Most claw machines drop and grab with one push of a button; some need two pushes—one to drop the claw, another to close it—but that’s rare. Either way, “most machines give you enough time to position your claw, and most of them will let you move it forward and backward and then sideways,” Yamato says. “I usually try to spend most of the time of the clock running down to make sure that I’m exactly above where I want the claw to drop.” Once you’re in the absolute best position, drop it.
7. Know when to stop.
Most machines cost 50 cents to play, so Yamato will put in a dollar. “Maybe half the time I get a prize on my first dollar,” she says. “I’ll usually play a couple of dollars at most before I realize that I should walk away. It’s like gambling—for no monetary gain!”
Morgan says grabbing a prize usually takes her a few tries “on good machines,” she says. “On bad machines—and they seem worse now—it takes me about five or 10 times or never. I will not go past 10.”
8. Don’t assume every claw machine is rigged.
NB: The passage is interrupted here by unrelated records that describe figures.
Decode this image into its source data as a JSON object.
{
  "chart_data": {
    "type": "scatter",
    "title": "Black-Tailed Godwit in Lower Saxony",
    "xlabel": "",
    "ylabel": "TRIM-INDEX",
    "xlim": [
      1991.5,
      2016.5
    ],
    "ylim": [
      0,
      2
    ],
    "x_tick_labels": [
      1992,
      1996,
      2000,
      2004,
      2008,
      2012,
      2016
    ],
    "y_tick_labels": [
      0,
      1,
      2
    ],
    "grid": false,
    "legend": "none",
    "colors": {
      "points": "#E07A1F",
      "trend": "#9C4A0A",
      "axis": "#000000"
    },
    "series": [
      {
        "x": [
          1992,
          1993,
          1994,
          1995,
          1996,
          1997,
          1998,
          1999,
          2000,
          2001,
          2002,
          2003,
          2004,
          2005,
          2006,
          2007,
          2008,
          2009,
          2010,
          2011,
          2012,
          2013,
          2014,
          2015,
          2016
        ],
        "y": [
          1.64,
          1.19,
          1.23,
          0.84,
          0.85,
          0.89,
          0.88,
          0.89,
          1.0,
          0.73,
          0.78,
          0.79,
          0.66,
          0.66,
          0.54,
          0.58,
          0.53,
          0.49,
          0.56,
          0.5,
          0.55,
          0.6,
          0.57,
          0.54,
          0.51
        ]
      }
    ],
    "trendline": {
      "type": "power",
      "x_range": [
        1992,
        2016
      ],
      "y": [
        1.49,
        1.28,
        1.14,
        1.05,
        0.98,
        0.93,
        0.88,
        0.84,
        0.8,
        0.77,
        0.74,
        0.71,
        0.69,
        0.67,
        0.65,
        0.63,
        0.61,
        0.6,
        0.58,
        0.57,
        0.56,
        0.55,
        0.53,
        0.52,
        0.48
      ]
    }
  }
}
In 2015, Vox posted an article that explained how claw machine owners can rig them—but Yamato doesn’t think that’s true for every game. “People might play less because they think every claw machine is rigged to screw them over, but not all claw machines are rigged,” she says. “I always believe that every claw is winnable—it’s just a matter of how much I want to stand there and keep playing if I already know that this particular machine is sort of stuck.” But people should avoid the machines that have money wrapped around the prizes: “In my experience,” Yamato says, “those are usually the ones that are rigged.”
Morgan, on the other hand, does believe that many of the machines are rigged—which is why she prefers to play machines in places off the beaten path, like in California’s Yucca Valley. “Are they less rigged in the desert? I think so,” she says. “I have incredible luck out there. I always play in the desert.”
A version of this story ran in 2018; it has been updated for 2023.